When is a Roth better than a 401(k)?
“A Roth IRA can be better than a 401(k) if the 401(k) investment options offered by your employer are expensive.
”You can find out the ‘cost’ of the investment options by asking what the ‘expense ratio’ is for each investment option. These expenses are taken out of your ‘return’ (a.k.a. the money you make on your investments) so you don’t see them directly, but they are a really big deal. Each incremental 1% you pay in fees over a 30-year period of investing (assuming historical average after-inflation returns in the stock market) could mean you have 20% less money when you reach retirement.
“Roth IRAs are also a good idea if you have contributed the maximum to your employer’s plan, and you still want to save more money for retirement. To find out the annual maximum that you can contribute to your workplace retirement plan in any given year you can Google: ‘401(k) contributions limits for 20XX.’ You must specify the year since limits increase periodically to keep up with inflation.”
How do the taxes work?
”Now we get to the beauty of a Roth IRA (and why people make such a big deal about them). Since you contribute ‘after-tax’ dollars to a Roth IRA, you’ve already paid taxes on that money. This means that when you get to retirement, you can spend every single dollar that is in that account.
“By contrast, in non-Roth accounts, when you pull money out in retirement you have to pay taxes on it.
“So let’s assume Jane has $500,000 at retirement in her Roth IRA. She gets to spend that whole $500,000 because she pays no taxes on withdrawals from a Roth IRA.
“On the other hand let’s assume her friend Kate has $500,000 in a Traditional IRA at retirement. Because Kate didn't pay taxes up front, when she takes out money from her Traditional IRA she has to pay taxes on it at her current income tax rate.
“This means she doesn’t have $500,000. To use a very simplistic example — assuming Jasmine’s effective tax rate is 20% — she will only have $400,000 of that $500,000 in her IRA to spend. The other $100,000 will have to go to the government.”
How should I invest my money?
”Hands down, unless you love studying investing and are willing to become a deeply informed student of the craft (or you have enough in assets to hire a wealth manager — but alas most of those require you have a minimum of $250,000 or more to invest), you should invest your money in a ‘target date retirement fund.’
“Target date retirement funds are like the financial equivalent of an all-in-one shampoo and conditioner.
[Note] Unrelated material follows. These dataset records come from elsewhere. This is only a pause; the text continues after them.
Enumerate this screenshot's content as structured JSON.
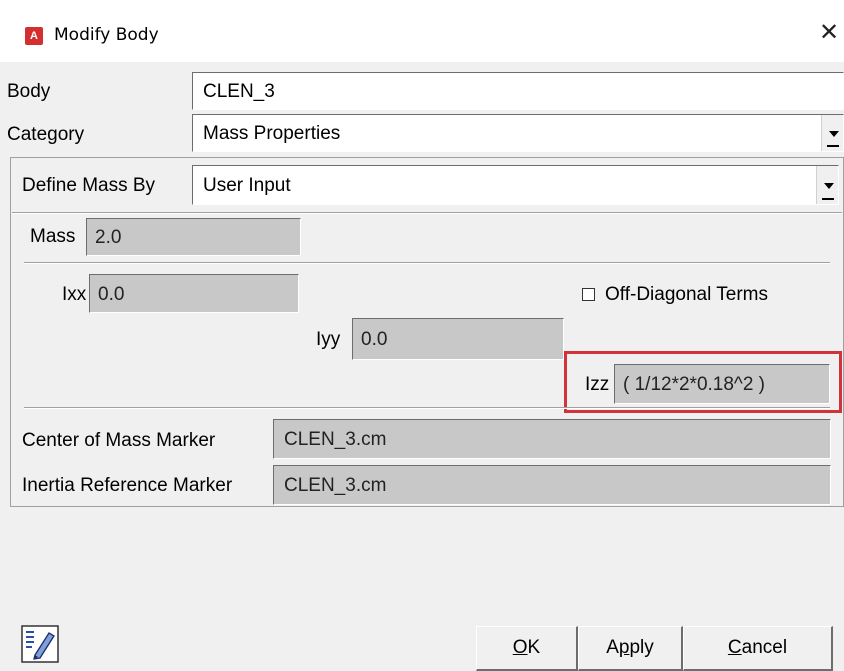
{
  "window": {
    "title": "Modify Body",
    "app_icon_letter": "A"
  },
  "form": {
    "body_label": "Body",
    "body_value": "CLEN_3",
    "category_label": "Category",
    "category_value": "Mass Properties",
    "define_label": "Define Mass By",
    "define_value": "User Input",
    "mass_label": "Mass",
    "mass_value": "2.0",
    "ixx_label": "Ixx",
    "ixx_value": "0.0",
    "offdiag_label": "Off-Diagonal Terms",
    "offdiag_checked": false,
    "iyy_label": "Iyy",
    "iyy_value": "0.0",
    "izz_label": "Izz",
    "izz_value": "( 1/12*2*0.18^2 )",
    "com_label": "Center of Mass Marker",
    "com_value": "CLEN_3.cm",
    "irm_label": "Inertia Reference Marker",
    "irm_value": "CLEN_3.cm"
  },
  "buttons": {
    "ok_mnemonic": "O",
    "ok_rest": "K",
    "apply_first": "A",
    "apply_mnemonic": "p",
    "apply_rest": "ply",
    "cancel_mnemonic": "C",
    "cancel_rest": "ancel"
  },
  "colors": {
    "highlight": "#d0343a",
    "app_icon": "#d32f2f"
  },
  "icons": [
    "app-icon",
    "close-icon",
    "combo-arrow-icon",
    "edit-notes-icon"
  ]
}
In this one investment, you own lots of different stocks and lots of different bonds — I’m talking thousands — so you are very diversified.
“These mixes can be created in two different styles: ‘active’ and ‘index.’ Active funds are much more expensive than index funds. So you want a target date retirement fund composed of index funds.
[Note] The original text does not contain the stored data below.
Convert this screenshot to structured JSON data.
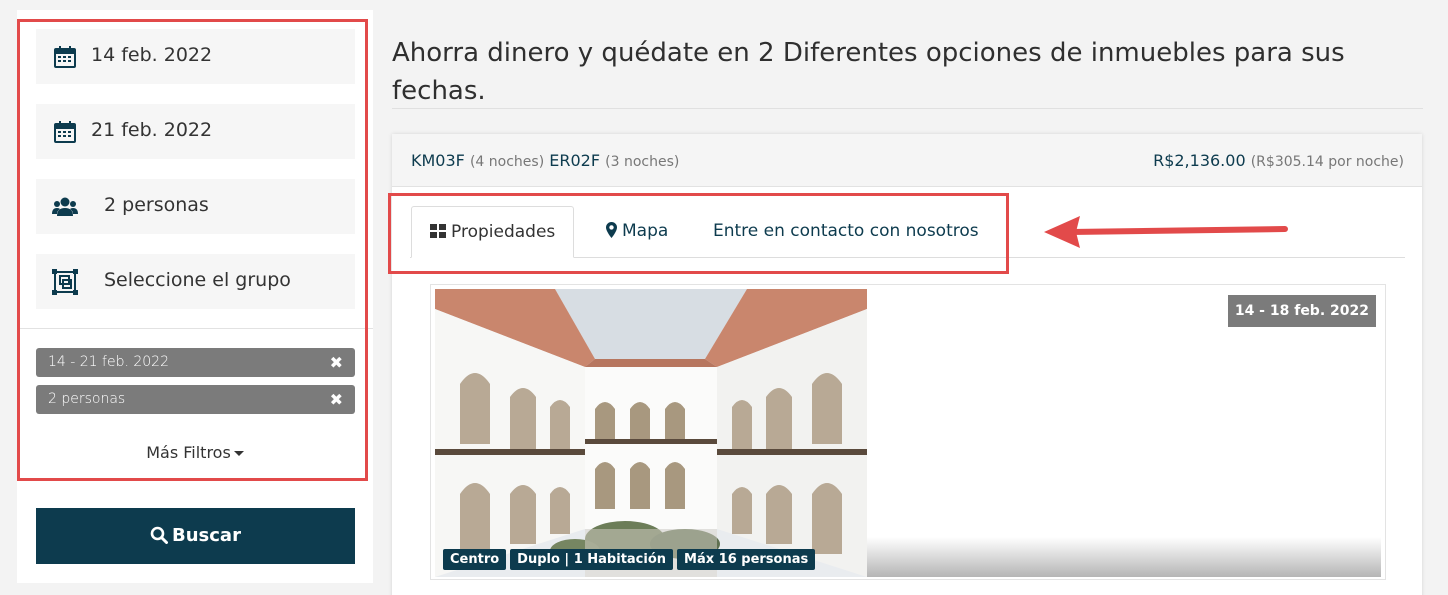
{
  "search": {
    "checkin": "14 feb. 2022",
    "checkout": "21 feb. 2022",
    "guests": "2 personas",
    "group_placeholder": "Seleccione el grupo",
    "active_filters": [
      {
        "label": "14 - 21 feb. 2022"
      },
      {
        "label": "2 personas"
      }
    ],
    "more_filters": "Más Filtros",
    "button": "Buscar"
  },
  "results": {
    "headline": "Ahorra dinero y quédate en 2 Diferentes opciones de inmuebles para sus fechas.",
    "combo": {
      "code1": "KM03F",
      "nights1": "(4 noches)",
      "code2": "ER02F",
      "nights2": "(3 noches)",
      "price": "R$2,136.00",
      "price_per_night": "(R$305.14 por noche)"
    },
    "tabs": [
      {
        "label": "Propiedades",
        "icon": "grid-icon"
      },
      {
        "label": "Mapa",
        "icon": "map-marker-icon"
      },
      {
        "label": "Entre en contacto con nosotros"
      }
    ],
    "property": {
      "dates": "14 - 18 feb. 2022",
      "tags": [
        "Centro",
        "Duplo | 1 Habitación",
        "Máx 16 personas"
      ]
    }
  },
  "colors": {
    "brand": "#0d3b4e",
    "chip": "#7b7b7b",
    "highlight": "#e24a4a"
  }
}
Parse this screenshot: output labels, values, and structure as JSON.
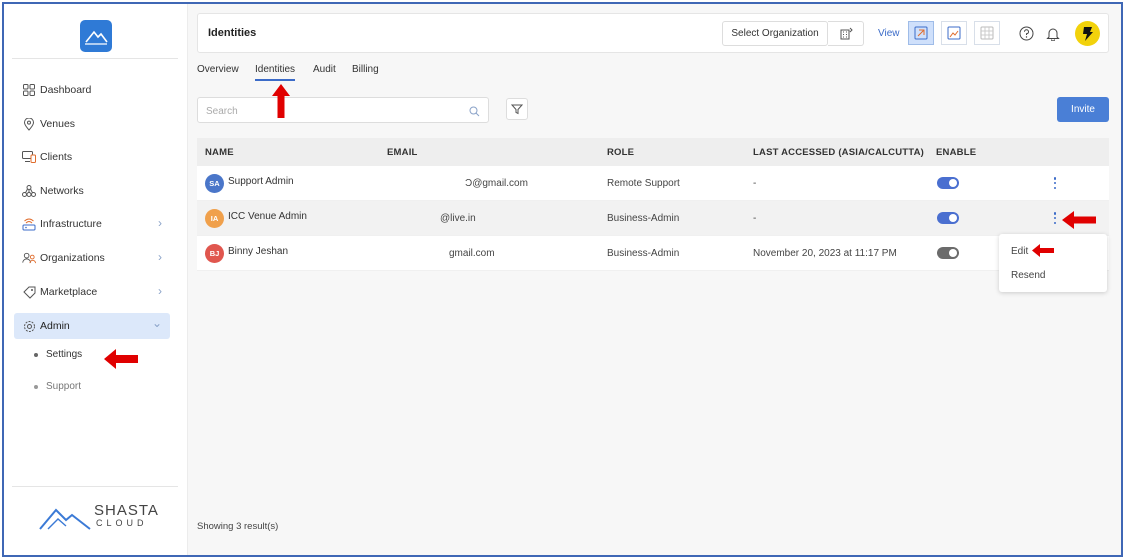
{
  "sidebar": {
    "items": [
      {
        "label": "Dashboard",
        "icon": "dashboard-icon"
      },
      {
        "label": "Venues",
        "icon": "location-pin-icon"
      },
      {
        "label": "Clients",
        "icon": "clients-icon"
      },
      {
        "label": "Networks",
        "icon": "networks-icon"
      },
      {
        "label": "Infrastructure",
        "icon": "router-icon"
      },
      {
        "label": "Organizations",
        "icon": "organizations-icon"
      },
      {
        "label": "Marketplace",
        "icon": "tag-icon"
      },
      {
        "label": "Admin",
        "icon": "gear-icon"
      }
    ],
    "sub_items": [
      {
        "label": "Settings"
      },
      {
        "label": "Support"
      }
    ],
    "brand": {
      "name": "SHASTA",
      "sub": "CLOUD"
    }
  },
  "header": {
    "title": "Identities",
    "org_select": "Select Organization",
    "view_label": "View"
  },
  "tabs": [
    {
      "label": "Overview"
    },
    {
      "label": "Identities"
    },
    {
      "label": "Audit"
    },
    {
      "label": "Billing"
    }
  ],
  "search": {
    "placeholder": "Search"
  },
  "invite_label": "Invite",
  "table": {
    "headers": [
      "NAME",
      "EMAIL",
      "ROLE",
      "LAST ACCESSED (ASIA/CALCUTTA)",
      "ENABLE"
    ],
    "rows": [
      {
        "initials": "SA",
        "name": "Support Admin",
        "email": "Ͻ@gmail.com",
        "role": "Remote Support",
        "last_accessed": "-",
        "enabled": true,
        "avatar_color": "#4a76c9"
      },
      {
        "initials": "IA",
        "name": "ICC Venue Admin",
        "email": "@live.in",
        "role": "Business-Admin",
        "last_accessed": "-",
        "enabled": true,
        "avatar_color": "#f0a04b"
      },
      {
        "initials": "BJ",
        "name": "Binny Jeshan",
        "email": "gmail.com",
        "role": "Business-Admin",
        "last_accessed": "November 20, 2023 at 11:17 PM",
        "enabled": false,
        "avatar_color": "#e0564e"
      }
    ]
  },
  "menu": {
    "edit": "Edit",
    "resend": "Resend"
  },
  "footer": {
    "count": "Showing 3 result(s)"
  },
  "colors": {
    "accent": "#4a7fd6",
    "toggle_on": "#4a6fd0",
    "toggle_off": "#6b6b6b",
    "annotation": "#e00000"
  }
}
“When you are young, your target date fund will be composed of a higher percentage of stocks because you can afford to take more risk. As you get older, the funds gradually shift from stocks to bonds, which are more conservative investments and more appropriate as you approach retirement.
“In short, this is a one-stop investment that you can keep putting money into year after year. The funds have names that end in years. Like ‘target date 2040’ or ‘target date 2045.’ The years are in increments of five and you want to choose the one that is closest to the year when you will turn 70.